Les propos tenus lundi par Philippe Pichet, chef du Service de police de la Ville de Montréal (SPVM), n'ont en rien rassuré les dirigeants des principales salles de rédaction de la métropole. Au contraire.

«M. Pichet a dit qu'il respectait l'idée de la protection des sources, mais que la police avait une job à faire et que c'était de faire des enquêtes, a rapporté Éric Trottier, éditeur adjoint et vice-président à l'information de La Presse. Ce n'est donc pas la police qui va ajouter des protections aux sources journalistiques.»

«On est inquiets parce qu'ils ont peut-être corrompu toutes les sources de Patrick Lagacé, a poursuivi M. Trottier. Et il n'est pas le seul à avoir des contacts dans la police qui ont pu être interceptés. Est-ce qu'ils espionnent Daniel Renaud? Vincent Larouche? Tous les patrons des autres salles se posent la même question.»

Ainsi, l'éditeur adjoint de La Presse et patron de Patrick Lagacé n'a pas eu à évoquer une longue liste d'arguments pour persuader ses homologues des autres médias de joindre leurs voix à la sienne pour dénoncer la situation.

«Je n'ai pas été difficile à convaincre, admet d'entrée de jeu Michel Cormier, directeur général de l'information de Radio-Canada. C'est la protection des sources de tous les journalistes qui est en cause. Si les gens qui nous parlent ne savent pas si la conversation est écoutée, comment peuvent-ils être en confiance? C'est fondamental, ce qui est en cause.»

Le vice-président information de Groupe média QMI, Dany Doucet, abonde dans le même sens. D'ailleurs, pas plus tard qu'en septembre dernier, l'ordinateur du journaliste du Journal de Montréal Michaël Nguyen a été l'objet d'une perquisition par la Sûreté du Québec à la suite d'une plainte du Conseil de la magistrature.
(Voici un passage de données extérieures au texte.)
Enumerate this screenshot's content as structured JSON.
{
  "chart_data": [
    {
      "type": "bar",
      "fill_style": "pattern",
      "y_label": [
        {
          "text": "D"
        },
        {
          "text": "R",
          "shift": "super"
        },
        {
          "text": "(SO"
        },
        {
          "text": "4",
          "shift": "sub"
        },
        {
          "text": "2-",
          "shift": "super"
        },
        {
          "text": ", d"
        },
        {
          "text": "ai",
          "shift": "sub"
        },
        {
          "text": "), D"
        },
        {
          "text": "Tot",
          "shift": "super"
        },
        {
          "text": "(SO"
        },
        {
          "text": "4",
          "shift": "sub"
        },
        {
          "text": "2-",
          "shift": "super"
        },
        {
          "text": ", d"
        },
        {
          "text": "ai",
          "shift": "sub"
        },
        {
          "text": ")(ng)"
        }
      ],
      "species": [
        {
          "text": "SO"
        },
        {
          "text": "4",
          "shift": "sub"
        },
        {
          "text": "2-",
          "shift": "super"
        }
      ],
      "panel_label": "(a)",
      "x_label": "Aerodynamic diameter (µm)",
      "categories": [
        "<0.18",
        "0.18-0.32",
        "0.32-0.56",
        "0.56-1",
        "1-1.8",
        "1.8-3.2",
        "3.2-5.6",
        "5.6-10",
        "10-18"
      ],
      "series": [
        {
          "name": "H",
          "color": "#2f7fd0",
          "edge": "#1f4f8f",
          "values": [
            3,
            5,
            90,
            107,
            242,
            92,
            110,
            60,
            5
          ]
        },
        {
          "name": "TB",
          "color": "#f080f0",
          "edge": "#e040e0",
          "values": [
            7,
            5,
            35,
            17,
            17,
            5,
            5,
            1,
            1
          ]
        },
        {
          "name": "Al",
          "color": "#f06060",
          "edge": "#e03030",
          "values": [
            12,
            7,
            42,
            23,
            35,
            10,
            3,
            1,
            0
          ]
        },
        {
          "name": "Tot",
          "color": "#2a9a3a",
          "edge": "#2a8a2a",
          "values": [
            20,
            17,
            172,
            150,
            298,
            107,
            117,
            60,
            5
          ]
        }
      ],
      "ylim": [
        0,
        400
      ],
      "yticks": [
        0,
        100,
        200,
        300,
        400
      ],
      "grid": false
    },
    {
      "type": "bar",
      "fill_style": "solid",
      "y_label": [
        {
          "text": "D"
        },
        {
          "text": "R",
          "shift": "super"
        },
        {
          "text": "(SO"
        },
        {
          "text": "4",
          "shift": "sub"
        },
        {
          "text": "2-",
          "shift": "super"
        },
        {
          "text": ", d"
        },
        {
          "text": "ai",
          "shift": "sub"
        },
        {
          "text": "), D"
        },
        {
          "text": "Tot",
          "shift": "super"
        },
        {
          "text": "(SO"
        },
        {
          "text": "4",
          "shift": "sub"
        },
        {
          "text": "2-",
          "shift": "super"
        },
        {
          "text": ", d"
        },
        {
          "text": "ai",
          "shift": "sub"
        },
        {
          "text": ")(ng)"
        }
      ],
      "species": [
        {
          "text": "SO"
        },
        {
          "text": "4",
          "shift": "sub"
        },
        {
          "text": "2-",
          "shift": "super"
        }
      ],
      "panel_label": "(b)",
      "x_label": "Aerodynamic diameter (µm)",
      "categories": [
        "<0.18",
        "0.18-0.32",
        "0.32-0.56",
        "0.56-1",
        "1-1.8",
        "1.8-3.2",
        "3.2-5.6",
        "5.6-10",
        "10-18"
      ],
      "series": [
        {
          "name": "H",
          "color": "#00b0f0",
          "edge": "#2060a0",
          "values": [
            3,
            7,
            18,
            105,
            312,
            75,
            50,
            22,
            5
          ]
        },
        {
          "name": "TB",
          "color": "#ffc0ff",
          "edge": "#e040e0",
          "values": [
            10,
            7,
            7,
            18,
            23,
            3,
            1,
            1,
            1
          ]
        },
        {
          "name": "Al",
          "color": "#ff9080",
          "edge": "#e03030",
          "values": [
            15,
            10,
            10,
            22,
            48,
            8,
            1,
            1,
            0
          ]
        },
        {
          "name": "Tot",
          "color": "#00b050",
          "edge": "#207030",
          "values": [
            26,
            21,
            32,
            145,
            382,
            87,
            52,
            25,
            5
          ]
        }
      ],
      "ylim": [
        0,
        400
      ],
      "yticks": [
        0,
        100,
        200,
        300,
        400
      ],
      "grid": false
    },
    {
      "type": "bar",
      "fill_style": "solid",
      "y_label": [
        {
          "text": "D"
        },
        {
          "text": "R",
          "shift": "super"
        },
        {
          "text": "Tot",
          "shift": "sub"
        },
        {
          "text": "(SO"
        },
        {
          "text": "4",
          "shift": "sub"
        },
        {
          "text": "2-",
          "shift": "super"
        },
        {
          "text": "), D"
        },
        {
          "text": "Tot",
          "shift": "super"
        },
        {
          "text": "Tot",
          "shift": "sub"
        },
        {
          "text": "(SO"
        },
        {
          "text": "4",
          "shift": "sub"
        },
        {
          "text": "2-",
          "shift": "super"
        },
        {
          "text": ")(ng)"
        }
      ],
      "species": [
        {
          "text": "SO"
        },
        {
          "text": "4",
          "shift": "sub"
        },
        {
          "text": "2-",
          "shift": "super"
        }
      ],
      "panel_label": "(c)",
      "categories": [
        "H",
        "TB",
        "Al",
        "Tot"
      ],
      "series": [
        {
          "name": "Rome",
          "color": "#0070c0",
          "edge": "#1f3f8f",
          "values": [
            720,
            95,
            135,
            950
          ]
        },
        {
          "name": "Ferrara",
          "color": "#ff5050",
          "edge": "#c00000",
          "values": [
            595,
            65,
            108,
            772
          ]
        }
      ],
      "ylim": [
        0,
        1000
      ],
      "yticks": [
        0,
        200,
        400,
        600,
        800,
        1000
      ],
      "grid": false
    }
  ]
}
«On a des journalistes qui ont été suivis, perquisitionnés. Mais de là à faire l'objet d'une surveillance à distance, c'est une limite qui a été dépassée, a expliqué M. Doucet. Il y a un cumul d'incidents importants au Québec, et je crois plus que jamais qu'il faut défendre la liberté de la presse.»

Le chien de garde de la société

Dany Doucet ne se fait pas d'idées : la défense de la liberté de la presse sera toujours un perpétuel combat. Cette alliance des salles de nouvelles devant cette nouvelle offensive allait donc de soi.

«On a confié, comme société, des pouvoirs immenses aux policiers et aux tribunaux, a-t-il relaté. Ils ont le pouvoir d'arrêter, de mettre en prison. Mais la seule raison pour laquelle on leur a confié des pouvoirs aussi importants, c'est à condition qu'il y ait une liberté de la presse pour les surveiller.»

Qui sont les autres?

À ce jour, aucun de ces dirigeants ne sait si des journalistes de leur salle de rédaction ont été l'objet d'espionnage de la part d'un corps policier. Le directeur du SPVM a refusé de dire s'il y avait d'autres cas comme celui de Patrick Lagacé.

«J'espère que le fait d'avoir une réaction aussi unanime de chefs de nouvelles - ce qui est extrêmement rare, parce que nous sommes beaucoup plus souvent des concurrents - sera une prise de conscience pour les autorités, avance Michel Cormier. J'espère qu'elles verront qu'unanimement, on trouve cela inacceptable et que ça aura un effet.»

Pareillement, Éric Trottier espère que cette missive qu'il a mise en oeuvre aura des échos jusqu'à la colline Parlementaire. D'ici là, les avocats de La Presse travaillent à la protection de Patrick Lagacé et des informations qui lui ont été confiées. D'autres recours contre la police sont aussi étudiés.

«Pour nous, le cas de Patrick Lagacé, ç'a été la goutte qui a fait déborder le vase. Ils ont peut-être corrompu toutes ses sources. C'est extrêmement grave. Au final, des sources vont se taire au lieu de venir nous voir et de se brûler», a dénoncé M. Trottier.